Einstein showed from his theory of special relativity that it is necessary to treat mass as another form of energy. Before the advent of this theory of special relativity it was presumed that mass and energy were conserved separately in a reaction. However, Einstein showed that mass is another form of energy and one can convert mass-energy into other forms of energy, say kinetic energy and vice-versa.

Einstein gave the famous mass-energy equivalence relation

E = mc² (13.6)

Here the energy equivalent of mass m is related by the above equation and c is the velocity of light in vacuum and is approximately equal to 3×10⁸ m s⁻¹.

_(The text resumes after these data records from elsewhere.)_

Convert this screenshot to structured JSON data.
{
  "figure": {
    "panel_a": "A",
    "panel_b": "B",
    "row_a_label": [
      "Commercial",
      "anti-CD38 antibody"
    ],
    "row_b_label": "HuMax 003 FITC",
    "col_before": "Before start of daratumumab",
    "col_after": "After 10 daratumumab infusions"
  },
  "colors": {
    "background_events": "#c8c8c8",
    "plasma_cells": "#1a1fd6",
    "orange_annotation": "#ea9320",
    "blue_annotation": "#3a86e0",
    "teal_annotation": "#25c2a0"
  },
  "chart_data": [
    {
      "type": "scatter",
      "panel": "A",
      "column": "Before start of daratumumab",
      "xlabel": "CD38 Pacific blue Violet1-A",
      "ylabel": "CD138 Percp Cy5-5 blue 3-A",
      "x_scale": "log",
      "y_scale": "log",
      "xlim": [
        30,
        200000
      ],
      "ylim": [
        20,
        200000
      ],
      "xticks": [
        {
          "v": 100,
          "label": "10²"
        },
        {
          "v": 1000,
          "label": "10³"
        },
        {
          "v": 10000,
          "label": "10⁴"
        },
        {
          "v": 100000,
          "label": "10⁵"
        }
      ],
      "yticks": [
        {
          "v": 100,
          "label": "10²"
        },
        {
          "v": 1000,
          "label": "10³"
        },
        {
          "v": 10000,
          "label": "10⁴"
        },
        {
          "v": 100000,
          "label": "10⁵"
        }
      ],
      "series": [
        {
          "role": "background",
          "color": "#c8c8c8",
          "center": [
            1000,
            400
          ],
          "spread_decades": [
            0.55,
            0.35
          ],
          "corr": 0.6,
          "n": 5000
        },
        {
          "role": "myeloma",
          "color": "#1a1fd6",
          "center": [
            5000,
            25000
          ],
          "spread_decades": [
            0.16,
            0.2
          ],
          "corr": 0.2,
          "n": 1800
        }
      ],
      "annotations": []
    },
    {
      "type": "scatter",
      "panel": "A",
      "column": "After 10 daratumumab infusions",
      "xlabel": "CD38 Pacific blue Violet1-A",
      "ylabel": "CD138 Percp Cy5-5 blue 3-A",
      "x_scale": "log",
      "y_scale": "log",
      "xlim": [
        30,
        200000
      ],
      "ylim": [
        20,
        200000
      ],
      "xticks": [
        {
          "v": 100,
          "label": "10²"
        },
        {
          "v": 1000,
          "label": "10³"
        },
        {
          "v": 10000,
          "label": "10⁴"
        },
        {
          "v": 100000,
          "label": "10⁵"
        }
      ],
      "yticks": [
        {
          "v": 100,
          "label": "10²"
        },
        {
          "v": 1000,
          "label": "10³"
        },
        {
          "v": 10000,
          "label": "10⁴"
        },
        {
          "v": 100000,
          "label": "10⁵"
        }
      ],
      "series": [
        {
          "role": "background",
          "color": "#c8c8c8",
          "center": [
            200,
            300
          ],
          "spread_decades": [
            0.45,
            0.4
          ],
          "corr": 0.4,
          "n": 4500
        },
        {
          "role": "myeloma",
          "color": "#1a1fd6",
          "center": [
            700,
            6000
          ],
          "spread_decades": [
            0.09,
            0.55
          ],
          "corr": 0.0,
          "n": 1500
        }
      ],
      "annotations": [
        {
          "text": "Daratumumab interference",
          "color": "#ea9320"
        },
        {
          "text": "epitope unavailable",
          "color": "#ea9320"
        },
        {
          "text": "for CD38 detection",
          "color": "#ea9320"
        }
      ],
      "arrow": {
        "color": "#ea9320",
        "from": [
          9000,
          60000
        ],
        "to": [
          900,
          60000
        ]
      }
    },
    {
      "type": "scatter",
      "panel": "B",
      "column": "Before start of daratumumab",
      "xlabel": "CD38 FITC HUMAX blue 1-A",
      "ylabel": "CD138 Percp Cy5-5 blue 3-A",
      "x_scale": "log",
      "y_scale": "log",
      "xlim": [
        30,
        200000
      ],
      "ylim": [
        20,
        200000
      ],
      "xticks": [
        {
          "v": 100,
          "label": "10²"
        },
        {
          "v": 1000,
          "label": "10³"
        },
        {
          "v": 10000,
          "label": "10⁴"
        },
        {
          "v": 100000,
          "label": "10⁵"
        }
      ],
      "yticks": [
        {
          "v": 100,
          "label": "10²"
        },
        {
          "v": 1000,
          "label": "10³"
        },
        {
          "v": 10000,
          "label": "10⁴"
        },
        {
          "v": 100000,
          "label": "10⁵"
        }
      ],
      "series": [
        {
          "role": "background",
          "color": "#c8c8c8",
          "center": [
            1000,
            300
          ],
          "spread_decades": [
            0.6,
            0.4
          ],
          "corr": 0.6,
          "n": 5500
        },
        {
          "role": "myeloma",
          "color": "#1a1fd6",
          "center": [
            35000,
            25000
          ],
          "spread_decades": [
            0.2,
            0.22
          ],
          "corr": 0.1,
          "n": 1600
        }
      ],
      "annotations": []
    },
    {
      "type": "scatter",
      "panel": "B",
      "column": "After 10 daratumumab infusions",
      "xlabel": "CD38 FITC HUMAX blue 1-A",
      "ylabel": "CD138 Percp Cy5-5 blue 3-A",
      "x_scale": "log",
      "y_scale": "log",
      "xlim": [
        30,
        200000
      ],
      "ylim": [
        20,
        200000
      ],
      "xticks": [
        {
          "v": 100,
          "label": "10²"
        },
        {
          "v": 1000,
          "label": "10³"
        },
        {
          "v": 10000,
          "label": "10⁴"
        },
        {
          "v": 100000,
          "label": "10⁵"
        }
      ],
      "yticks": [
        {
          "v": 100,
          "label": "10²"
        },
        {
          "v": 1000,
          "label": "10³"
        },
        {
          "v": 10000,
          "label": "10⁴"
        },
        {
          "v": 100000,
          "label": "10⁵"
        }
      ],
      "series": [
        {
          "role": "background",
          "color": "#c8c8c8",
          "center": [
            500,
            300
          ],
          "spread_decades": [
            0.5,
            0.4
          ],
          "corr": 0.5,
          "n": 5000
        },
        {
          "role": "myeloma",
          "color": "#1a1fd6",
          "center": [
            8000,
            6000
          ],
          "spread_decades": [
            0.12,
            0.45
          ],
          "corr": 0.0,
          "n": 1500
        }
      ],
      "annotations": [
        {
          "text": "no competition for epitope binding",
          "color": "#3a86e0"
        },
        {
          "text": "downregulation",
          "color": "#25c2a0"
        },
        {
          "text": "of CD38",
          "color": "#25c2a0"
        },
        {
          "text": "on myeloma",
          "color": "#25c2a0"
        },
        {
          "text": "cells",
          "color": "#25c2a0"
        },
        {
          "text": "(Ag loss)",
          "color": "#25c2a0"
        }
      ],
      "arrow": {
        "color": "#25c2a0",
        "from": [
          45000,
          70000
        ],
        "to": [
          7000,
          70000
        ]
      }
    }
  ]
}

Example 13.2 Calculate the energy equivalent of 1 g of substance.

Solution
Energy, E = 10⁻³ × (3 × 10⁸)² J
E = 10⁻³ × 9 × 10¹⁶ = 9 × 10¹³ J
Thus, if one gram of matter is converted to energy, there is a release of enormous amount of energy.

In Section 13.2 we have seen that the nucleus is made up of neutrons and protons. Therefore it may be expected that the mass of the nucleus is equal to the total mass of its individual protons and neutrons. However, the nuclear mass M is found to be always less than this. For example, let us consider 16O; a nucleus which has 8 neutrons and 8 protons.

Mass of 8 neutrons = 8 × 1.00866 u
Mass of 8 protons = 8 × 1.00727 u
Mass of 8 electrons = 8 × 0.00055 u

Therefore the expected mass of 16O nucleus = 8 × 2.01593 u = 16.12744 u.

The atomic mass of 16O found from mass spectroscopy experiments is seen to be 15.99493 u. Subtracting the mass of 8 electrons (8 × 0.00055 u) from this, we get the experimental mass of 16O nucleus to be 15.99053 u. Thus, we find that the mass of the 16O nucleus is less than the total mass of its constituents by 0.13691u.

The difference in mass of a nucleus and its constituents, ΔM, is called the mass defect, and is given by

ΔM = [Zmp + (A-Z)mn] - M (13.7)

What is the meaning of the mass defect? It is here that Einstein’s equivalence of mass and energy plays a role. Since the mass of the oxygen nucleus is less than the sum of the masses of its constituents (8 protons and 8 neutrons, in the unbound state), the equivalent energy of the oxygen nucleus is less than that of the sum of the equivalent energies of its constituents. If one wants to break the oxygen nucleus into 8 protons and 8 neutrons, this extra energy ΔE must be supplied.

A more useful measure of the binding between the constituents of the nucleus is the binding energy per nucleon, E_b, which is the ratio of the binding energy E_b of a nucleus to the number of the nucleons, A, in that nucleus:

E_b = E / A (13.9)

We can think of binding energy per nucleon as the average energy per nucleon needed to separate a nucleus into its individual nucleons.

Figure 13.1 is a plot of the binding energy per nucleon E_b versus the mass number A for a large number of nuclei. We notice the following main features of the plot:
(i) the binding energy per nucleon, E_b, is practically constant, i.e. practically independent of the atomic number for nuclei of middle mass number (30 < A < 170).

(ii) E_b is lower for both light nuclei (A<30) and heavy nuclei (A>170).